First prize problem by Geoff Foster and Ian Shanahan
7 May 2014 | by Peter Wong
The Aussie duo of Geoff Foster and Ian Shanahan have carried off another major First Prize, this time in the 2011 Fairies section of The Problemist. The winning problem is a series-mover showing a favourite theme of the composers: multiple pins and unpins. Earlier renditions of the idea can be found in the Walkabout columns dated 8 Nov. 2010 and 7 Aug. 2011. Here we see some extra fairy elements, like the nightriders and the absence of the white king, but they are well justified by the problem’s strategic intensity (nine unpins in ten moves) and pure construction.
Let’s consider the two types of unorthodox pieces used in this composition. A reflecting bishop, travelling on diagonal lines, is able to bounce off a board edge at 90-degrees and continue its move. Thus in the diagram, the piece on g6 has access to f7, e8 and also d7, c6 and b5 by reflecting off the top edge; in fact the reflecting bishop is pinning the nightrider on b5, without which the black king would be in check via the g6-e8-a4-c2 line. Likewise, the h5-nightrider is pinned along the g6-h5-d1-c2 line, and the h7-nightrider along g6-h7-g8-a2-b1-c2. The nightrider is a long-range piece, analogous to the rook and the bishop, that can make any number of knight-steps in a straight line as one move. For example, the h6-nightrider can move to g8, f7, d8, g4, and f2, but its access to d4 and b3 is obstructed by the f5-piece.

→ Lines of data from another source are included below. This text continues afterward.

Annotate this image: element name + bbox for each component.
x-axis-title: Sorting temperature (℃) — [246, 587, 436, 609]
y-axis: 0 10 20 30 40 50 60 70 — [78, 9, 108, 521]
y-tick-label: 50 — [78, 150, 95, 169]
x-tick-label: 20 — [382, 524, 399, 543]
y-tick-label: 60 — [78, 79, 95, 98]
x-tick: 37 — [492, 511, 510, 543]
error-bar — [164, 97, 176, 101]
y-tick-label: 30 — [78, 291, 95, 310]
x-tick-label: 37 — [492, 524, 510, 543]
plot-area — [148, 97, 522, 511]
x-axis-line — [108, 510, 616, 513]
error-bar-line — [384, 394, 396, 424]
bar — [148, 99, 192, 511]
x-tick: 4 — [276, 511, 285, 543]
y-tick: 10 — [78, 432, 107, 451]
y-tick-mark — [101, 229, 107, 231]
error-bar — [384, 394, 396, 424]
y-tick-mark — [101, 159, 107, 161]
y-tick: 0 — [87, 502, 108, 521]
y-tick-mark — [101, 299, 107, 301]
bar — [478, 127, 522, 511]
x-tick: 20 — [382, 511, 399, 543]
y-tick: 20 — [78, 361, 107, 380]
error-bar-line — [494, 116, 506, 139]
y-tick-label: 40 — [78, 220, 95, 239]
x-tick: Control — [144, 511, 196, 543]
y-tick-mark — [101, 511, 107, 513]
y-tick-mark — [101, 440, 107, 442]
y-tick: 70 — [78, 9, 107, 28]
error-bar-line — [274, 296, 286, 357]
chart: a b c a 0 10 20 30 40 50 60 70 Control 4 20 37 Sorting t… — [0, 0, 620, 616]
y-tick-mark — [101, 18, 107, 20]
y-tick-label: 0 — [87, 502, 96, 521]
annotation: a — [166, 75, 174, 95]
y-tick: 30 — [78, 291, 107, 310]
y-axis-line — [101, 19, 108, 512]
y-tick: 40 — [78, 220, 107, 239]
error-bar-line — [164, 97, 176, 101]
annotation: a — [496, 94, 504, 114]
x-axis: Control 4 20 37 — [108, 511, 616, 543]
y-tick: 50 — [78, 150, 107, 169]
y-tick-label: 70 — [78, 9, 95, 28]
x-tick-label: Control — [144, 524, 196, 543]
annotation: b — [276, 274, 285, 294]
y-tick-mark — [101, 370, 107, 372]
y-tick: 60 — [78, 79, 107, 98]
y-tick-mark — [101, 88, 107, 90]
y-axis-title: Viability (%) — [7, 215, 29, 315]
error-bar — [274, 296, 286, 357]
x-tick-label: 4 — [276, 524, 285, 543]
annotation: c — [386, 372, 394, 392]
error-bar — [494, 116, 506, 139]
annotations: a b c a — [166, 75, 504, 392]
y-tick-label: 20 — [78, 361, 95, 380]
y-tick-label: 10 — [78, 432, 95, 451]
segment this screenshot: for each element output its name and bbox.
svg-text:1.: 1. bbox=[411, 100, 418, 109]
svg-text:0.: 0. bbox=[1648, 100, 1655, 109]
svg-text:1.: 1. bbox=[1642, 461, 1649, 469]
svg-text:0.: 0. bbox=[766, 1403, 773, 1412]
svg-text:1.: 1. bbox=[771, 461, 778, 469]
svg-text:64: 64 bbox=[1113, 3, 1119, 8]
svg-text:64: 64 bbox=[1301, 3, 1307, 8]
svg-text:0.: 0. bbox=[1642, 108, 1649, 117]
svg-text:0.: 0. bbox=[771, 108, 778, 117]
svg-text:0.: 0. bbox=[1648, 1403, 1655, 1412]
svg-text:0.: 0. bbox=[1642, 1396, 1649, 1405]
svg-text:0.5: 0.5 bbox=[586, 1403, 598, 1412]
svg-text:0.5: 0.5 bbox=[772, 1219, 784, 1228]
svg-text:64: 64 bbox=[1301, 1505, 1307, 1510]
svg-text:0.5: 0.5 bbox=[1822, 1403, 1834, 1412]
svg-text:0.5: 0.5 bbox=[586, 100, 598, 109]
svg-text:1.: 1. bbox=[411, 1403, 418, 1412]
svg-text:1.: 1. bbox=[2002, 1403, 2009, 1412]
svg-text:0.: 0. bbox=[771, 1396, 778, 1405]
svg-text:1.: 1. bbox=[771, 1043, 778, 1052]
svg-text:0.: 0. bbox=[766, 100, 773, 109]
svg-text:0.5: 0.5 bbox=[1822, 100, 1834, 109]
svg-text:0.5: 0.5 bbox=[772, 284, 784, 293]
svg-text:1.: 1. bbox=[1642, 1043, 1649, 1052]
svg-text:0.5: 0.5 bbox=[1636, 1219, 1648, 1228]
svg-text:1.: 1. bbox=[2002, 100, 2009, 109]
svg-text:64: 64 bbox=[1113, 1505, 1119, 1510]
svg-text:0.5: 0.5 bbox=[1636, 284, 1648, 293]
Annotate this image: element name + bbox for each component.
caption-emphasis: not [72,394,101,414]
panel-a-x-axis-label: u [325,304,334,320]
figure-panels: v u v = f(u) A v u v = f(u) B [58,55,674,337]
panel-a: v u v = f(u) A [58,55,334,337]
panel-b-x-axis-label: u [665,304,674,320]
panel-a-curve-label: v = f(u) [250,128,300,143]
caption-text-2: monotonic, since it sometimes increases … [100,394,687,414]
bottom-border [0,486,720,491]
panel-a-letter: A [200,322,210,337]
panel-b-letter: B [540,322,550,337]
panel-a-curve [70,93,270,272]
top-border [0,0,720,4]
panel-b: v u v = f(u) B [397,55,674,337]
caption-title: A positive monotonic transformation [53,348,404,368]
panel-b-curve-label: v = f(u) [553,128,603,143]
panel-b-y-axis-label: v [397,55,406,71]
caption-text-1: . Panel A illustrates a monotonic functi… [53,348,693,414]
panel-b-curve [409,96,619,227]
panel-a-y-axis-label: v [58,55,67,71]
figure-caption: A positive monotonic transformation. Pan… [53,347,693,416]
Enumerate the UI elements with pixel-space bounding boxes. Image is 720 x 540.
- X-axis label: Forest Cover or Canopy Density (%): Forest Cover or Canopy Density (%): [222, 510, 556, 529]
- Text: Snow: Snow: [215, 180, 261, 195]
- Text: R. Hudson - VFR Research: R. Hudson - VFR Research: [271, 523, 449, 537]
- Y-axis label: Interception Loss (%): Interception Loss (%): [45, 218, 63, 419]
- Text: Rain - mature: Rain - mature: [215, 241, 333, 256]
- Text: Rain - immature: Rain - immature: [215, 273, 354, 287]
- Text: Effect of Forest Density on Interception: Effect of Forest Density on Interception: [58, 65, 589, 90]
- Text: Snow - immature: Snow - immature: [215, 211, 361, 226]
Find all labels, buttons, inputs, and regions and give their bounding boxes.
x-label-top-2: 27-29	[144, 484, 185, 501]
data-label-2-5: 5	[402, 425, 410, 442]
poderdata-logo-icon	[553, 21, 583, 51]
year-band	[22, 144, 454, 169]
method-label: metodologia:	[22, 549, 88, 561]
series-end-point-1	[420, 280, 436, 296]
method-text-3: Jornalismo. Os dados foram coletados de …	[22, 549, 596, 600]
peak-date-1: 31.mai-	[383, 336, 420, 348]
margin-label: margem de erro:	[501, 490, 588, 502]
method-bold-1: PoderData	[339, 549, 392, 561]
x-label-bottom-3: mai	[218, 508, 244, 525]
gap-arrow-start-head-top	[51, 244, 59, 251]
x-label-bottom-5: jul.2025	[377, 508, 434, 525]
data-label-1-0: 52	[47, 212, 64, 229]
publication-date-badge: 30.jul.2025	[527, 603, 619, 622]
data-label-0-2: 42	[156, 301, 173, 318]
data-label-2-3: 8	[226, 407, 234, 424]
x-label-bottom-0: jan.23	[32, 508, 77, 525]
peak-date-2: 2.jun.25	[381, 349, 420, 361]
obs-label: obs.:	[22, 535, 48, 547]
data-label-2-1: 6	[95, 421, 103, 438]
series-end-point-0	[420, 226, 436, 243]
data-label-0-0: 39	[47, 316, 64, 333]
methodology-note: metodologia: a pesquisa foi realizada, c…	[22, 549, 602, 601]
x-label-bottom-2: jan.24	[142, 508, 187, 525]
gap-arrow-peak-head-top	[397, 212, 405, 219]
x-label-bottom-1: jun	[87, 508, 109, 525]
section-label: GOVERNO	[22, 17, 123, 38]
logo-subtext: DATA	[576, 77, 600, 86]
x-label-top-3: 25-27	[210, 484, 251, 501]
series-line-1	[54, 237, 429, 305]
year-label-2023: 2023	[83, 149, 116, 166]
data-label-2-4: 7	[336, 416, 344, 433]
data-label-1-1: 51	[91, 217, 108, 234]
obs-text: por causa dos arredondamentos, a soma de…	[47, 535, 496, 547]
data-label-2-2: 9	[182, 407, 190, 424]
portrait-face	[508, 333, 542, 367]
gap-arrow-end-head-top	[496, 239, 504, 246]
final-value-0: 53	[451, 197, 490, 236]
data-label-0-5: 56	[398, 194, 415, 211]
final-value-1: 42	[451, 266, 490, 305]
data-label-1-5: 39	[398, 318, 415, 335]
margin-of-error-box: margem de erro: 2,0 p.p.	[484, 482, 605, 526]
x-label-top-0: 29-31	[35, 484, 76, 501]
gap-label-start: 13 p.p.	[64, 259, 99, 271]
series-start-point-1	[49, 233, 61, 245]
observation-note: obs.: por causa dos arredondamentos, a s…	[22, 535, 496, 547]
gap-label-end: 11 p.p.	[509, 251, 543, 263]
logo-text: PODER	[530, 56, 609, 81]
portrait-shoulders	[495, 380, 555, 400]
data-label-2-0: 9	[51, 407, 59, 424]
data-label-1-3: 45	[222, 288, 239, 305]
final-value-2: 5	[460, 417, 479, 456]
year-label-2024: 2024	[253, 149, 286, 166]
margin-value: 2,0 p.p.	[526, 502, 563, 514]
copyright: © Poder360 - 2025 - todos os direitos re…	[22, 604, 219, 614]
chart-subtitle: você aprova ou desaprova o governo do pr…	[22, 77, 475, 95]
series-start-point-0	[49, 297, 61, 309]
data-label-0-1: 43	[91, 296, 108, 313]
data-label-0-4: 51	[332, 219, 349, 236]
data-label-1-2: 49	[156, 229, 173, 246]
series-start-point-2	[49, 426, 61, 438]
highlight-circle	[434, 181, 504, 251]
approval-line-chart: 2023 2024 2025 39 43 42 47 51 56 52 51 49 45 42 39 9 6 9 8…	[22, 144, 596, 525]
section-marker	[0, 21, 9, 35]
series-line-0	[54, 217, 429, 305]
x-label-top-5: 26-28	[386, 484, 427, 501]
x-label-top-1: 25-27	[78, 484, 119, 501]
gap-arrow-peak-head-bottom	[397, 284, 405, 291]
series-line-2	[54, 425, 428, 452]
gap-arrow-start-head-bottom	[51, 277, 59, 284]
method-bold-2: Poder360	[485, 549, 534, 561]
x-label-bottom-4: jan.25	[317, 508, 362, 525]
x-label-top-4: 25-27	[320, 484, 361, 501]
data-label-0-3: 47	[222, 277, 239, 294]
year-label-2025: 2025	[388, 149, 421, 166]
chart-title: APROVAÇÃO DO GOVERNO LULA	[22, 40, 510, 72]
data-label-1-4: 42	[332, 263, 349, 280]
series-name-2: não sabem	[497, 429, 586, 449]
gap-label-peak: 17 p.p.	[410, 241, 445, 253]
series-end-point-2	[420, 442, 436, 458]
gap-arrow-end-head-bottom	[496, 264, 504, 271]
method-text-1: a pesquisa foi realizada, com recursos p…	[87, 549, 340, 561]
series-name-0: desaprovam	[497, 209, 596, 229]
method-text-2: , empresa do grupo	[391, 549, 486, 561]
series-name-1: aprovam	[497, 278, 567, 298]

Geoff Foster & Ian Shanahan
The Problemist 2011, 1st Prize
Series-helpstalemate in 10, Reflecting bishop g6, 7 Nightriders
The series-helpstalemate objective indicates that Black will play ten consecutive moves to reach a position where White can deliver stalemate. What sort of stalemate position is possible with the material present? Assuming that White’s stalemating move will be a capture, we need to immobilise six black nightriders, all of which can be pinned – four by the reflecting bishop and two by the rooks. The black king has eight flight-squares, six of which can be blocked by the pinned nightriders, and if White plays Bxa3 at the end, the bishop will control the remaining flights on b2 and c1. However, this scheme has a snag, because pinning a nightrider on b1 requires the path g6-h7-g8-a2-b1 to be clear, meaning the b3-flight cannot be blocked. To get around this, we will pin a nightrider on a4 instead of b3 (via the g6-e8-a4-c2 line) – workable since b3 will be guarded directly by the reflecting bishop. (Note that pinning a nightrider on b5 instead would be ineffective for the stalemate, because the piece could move to f7 without allowing the reflecting bishop to check!)
Even after determining the final position, it’s far from easy to work out how it can be reached within ten moves. The solution shows an intricate sequence in which the nightriders unpin one another nine consecutive times. 1.Ng8 2.Nhf3 3.Nhd3 4.Nfd1 5.Nb1 6.Ngd2 7.Ngc4 8.Na4 9.N5c3 10.Nca3 Bxa3 stalemate. The judge writes, “There are no inactive units and no cookstoppers, and all nightriders move during the solution. A unique setting and strategy and my unambiguous first pick from the start.”